1. L’obligation de prendre en compte le risque de déforestation importée pour certains achats de l’État

L’article 272 de la loi Climat et résilience a créé l’article L. 110-7 du Code de l’environnement qui dispose que « L’État se donne pour objectif de ne plus acheter de biens ayant contribué directement à la déforestation, à la dégradation des forêts ou à la dégradation d’écosystèmes naturels en dehors du territoire national.
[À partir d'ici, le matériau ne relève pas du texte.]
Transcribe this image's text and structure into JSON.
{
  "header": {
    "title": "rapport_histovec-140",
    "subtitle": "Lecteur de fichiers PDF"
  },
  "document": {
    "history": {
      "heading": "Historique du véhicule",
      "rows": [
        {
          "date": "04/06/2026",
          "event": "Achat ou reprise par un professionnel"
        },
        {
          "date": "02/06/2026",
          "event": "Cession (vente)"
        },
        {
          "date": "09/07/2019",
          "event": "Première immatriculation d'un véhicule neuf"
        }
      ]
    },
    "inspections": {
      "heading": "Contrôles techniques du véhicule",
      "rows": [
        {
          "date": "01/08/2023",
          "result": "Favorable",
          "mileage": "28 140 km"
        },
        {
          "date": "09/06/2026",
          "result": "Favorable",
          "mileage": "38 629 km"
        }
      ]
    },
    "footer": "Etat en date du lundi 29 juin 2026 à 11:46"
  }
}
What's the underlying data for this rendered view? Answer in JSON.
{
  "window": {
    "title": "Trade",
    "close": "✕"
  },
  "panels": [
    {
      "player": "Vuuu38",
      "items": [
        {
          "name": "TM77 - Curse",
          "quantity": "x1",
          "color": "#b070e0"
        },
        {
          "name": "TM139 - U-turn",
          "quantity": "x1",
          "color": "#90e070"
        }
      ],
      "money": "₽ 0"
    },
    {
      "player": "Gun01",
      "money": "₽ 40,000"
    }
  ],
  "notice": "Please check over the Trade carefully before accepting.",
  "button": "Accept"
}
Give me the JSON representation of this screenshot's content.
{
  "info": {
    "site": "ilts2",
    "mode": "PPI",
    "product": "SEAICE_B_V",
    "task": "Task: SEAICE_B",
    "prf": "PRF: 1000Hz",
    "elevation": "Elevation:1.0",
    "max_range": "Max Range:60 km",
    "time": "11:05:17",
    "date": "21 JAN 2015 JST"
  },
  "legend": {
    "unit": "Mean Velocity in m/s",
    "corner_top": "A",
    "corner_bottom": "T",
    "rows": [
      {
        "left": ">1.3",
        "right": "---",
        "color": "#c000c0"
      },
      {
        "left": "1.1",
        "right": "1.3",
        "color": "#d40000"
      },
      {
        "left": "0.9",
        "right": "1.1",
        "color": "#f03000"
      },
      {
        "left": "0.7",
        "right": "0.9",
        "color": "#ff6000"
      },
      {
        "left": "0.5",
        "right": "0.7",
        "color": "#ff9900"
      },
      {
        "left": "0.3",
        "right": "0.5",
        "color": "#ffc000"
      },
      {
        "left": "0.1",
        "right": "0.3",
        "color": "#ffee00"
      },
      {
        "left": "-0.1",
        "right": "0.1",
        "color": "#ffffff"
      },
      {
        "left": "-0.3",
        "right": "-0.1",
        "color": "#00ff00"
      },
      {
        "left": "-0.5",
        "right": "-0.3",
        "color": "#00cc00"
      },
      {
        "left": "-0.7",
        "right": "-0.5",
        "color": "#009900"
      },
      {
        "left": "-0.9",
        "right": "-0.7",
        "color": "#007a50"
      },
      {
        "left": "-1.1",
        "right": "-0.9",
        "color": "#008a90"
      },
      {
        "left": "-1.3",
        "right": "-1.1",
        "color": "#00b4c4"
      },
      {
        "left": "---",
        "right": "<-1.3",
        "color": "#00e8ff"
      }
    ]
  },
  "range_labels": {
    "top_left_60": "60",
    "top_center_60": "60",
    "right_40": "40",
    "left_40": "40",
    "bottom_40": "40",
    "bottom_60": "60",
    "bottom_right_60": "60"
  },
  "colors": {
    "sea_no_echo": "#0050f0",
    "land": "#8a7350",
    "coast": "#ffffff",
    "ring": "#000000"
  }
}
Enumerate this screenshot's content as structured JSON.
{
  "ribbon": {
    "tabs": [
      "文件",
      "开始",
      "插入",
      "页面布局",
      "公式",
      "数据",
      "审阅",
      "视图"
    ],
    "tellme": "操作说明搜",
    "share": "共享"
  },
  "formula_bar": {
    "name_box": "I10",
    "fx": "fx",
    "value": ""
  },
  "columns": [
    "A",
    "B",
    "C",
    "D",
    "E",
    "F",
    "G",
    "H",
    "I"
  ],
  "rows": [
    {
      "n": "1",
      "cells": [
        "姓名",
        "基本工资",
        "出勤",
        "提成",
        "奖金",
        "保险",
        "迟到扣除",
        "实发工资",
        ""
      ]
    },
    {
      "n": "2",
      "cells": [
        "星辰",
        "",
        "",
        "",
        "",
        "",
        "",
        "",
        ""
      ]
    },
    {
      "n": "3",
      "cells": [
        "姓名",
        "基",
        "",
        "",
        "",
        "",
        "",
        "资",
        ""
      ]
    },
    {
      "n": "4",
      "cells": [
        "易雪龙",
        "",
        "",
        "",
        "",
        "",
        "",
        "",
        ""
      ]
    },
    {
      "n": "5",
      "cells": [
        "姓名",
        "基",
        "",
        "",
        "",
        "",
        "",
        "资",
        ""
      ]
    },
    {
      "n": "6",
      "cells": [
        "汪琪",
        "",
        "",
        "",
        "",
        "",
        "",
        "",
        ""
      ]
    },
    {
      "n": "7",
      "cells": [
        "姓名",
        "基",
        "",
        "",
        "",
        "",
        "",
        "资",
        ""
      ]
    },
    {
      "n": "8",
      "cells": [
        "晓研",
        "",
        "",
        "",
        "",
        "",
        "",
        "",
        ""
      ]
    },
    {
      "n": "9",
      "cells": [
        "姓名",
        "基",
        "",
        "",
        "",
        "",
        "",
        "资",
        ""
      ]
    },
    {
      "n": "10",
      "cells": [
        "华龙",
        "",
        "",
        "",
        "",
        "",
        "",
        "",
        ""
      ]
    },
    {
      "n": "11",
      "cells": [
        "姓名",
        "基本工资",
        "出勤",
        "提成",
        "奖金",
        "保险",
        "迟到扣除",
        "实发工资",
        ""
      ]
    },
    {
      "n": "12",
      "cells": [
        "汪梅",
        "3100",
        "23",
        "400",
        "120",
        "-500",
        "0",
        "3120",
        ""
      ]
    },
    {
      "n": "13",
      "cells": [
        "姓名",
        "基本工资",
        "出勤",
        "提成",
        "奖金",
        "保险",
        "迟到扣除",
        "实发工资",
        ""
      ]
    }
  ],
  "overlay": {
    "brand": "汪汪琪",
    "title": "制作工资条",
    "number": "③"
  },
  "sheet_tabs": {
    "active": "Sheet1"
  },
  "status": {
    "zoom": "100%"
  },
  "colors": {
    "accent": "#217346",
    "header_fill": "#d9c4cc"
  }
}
Cet objectif est décliné par décret, pour la période 2022-2026 puis pour chaque période de cinq ans. »

Le décret n°2022-641 du 25 avril 2022 relatif à la prise en compte du risque de déforestation importée dans les achats de l’État pose le principe « de tendre vers des achats de biens qui ne contribuent pas à la déforestation importée » pour les achats des services centraux et déconcentrés de l’État.

Plus précisément, le décret précise que les biens sont « tout produit, produit dérivé, produit transformé issu, ou produit à partir, des matières premières suivantes : bois, soja, huile de palme, cacao, bœuf et hévéa » qu’il convient de croiser avec les 7 segments d’achats concernés par cet objectif (les matériaux de construction et de rénovation, les combustibles, le mobilier, les véhicules (y compris les équipements), les fournitures de bureau, les produits d’entretien et la restauration).

Enfin, le décret précise que les acheteurs publics doivent prendre « en compte le risque de déforestation importée dans leurs achats, de la définition du besoin au suivi de l’exécution du marché ». Ainsi, l’obligation vise tout le cycle d’achat ce qui impose un contrôle de l’exécution des prestations à travers la réalisation d’audit.

En pratique, pour accompagner les acheteurs publics, le ministère de la Transition écologique a publié un guide « S’engager dans une politique d’achat public « Zéro déforestation » : guide à destination des acteurs de la commande publique » (novembre 2021). Dans l’objectif de faire de l’Europe le premier continent neutre pour le climat à l’horizon 2050, l’UE vient d’adopter, dans le cadre du Pacte vert pour l’Europe, un Règlement sur la déforestation importée.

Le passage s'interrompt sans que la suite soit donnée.